Cloud spending is set to grow 26.2% this year and 21.7% next year, per Gartner

One of the signs of the cloud dilemma is a surge in popularity of observability solutions, which use big data techniques and AI to keep track of the server, storage, and application sprawl now enveloping even mid-size companies.

Getting a handle on escalating cloud costs was the driver behind Anodot’s recent acquisition of Pileus, a developer of FinOps solutions. Customers want better ways to manage those costs, said Anodot, which cited a 451 Research report from 2019 that found 69% of firms regularly overspend on their cloud budget by at least 25%.

“We have witnessed first-hand the many challenges organizations face while attempting to manage their cloud costs,” Anodot CEO David Drai said in a press release. “Historically, cloud pricing and billing has been a complicated undertaking for many organizations–until now. Today, Anodot joins forces with Pileus to combat this growing problem.”

The combination of Anodot’s machine learning and Pileus cloud spending management software will result in the development of “an advanced forecast and anomaly detection” system that’s not only based on the cloud cost history, but factors other business metrics into the equation.

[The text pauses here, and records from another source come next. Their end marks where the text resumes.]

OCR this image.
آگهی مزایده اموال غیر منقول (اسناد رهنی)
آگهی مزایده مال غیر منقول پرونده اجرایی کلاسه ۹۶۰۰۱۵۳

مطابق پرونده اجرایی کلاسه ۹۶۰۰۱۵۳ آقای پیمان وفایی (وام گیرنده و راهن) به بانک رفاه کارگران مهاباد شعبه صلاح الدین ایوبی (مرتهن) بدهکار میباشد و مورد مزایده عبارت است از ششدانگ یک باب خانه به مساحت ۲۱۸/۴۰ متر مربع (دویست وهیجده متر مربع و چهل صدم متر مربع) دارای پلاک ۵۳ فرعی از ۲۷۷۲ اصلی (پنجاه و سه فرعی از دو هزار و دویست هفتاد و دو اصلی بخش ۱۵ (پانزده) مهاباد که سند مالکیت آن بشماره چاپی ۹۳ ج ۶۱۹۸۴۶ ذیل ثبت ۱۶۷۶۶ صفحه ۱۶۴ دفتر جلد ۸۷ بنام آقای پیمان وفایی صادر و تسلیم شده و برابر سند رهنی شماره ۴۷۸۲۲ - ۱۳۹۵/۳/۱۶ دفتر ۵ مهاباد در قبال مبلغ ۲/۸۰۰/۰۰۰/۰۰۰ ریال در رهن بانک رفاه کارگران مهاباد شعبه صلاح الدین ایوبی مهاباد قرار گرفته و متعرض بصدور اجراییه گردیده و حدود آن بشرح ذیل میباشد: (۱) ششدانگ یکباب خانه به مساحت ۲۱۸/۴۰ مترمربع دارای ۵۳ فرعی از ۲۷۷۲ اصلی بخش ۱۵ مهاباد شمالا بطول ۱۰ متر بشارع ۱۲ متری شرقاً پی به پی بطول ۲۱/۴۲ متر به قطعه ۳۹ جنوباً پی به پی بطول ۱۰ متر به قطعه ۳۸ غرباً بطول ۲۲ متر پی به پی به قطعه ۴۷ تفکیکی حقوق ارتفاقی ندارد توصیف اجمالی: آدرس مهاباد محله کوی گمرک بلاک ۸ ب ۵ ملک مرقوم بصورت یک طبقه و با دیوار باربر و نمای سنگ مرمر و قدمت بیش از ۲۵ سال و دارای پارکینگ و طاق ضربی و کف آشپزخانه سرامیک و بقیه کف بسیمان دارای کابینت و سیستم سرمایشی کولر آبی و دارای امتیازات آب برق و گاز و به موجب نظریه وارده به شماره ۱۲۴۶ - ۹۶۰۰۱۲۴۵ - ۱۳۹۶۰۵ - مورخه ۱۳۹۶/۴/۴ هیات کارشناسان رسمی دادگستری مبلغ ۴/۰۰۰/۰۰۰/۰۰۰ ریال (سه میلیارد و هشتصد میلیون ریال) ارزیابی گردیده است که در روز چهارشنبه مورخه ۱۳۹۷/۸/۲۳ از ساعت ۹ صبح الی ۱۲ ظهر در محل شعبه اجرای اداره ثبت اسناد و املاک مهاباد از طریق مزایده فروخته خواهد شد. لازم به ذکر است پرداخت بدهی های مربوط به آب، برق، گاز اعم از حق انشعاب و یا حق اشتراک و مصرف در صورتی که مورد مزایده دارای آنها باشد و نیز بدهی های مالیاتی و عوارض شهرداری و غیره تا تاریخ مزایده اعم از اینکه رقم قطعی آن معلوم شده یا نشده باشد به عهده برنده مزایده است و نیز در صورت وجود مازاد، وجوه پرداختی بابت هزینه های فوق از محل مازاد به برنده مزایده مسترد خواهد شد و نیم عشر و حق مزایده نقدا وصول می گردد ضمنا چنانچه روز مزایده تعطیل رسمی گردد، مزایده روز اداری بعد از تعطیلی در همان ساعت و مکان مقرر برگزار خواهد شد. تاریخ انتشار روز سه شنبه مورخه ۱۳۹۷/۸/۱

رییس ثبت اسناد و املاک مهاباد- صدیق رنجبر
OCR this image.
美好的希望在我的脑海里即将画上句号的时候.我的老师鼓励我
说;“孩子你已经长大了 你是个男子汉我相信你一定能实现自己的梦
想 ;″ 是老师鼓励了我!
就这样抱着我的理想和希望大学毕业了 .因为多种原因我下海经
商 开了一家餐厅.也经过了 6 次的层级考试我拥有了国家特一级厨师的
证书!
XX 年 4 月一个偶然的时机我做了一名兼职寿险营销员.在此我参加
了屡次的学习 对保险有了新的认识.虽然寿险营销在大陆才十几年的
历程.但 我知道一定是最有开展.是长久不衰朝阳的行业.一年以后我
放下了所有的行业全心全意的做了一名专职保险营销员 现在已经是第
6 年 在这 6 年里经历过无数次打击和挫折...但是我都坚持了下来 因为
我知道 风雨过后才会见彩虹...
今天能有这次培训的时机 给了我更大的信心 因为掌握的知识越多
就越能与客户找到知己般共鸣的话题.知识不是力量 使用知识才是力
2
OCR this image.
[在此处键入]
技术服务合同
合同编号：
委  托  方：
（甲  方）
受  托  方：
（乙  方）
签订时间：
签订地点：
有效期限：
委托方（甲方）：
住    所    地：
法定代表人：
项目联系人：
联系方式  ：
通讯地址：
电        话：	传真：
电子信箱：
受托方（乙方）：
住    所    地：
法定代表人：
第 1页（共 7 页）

The march to the cloud is not going to slow down. In fact, according to Gartner, public cloud spending will exceed 45% of all enterprise IT spending by 2026, up from less than 17% in 2021. Ultimately, companies that get a handle on the way public cloud vendors package and sell their offerings will have a competitive advantage over those that don’t, which should give plenty of motivation for the finance team to bring spending on compute resources back under control.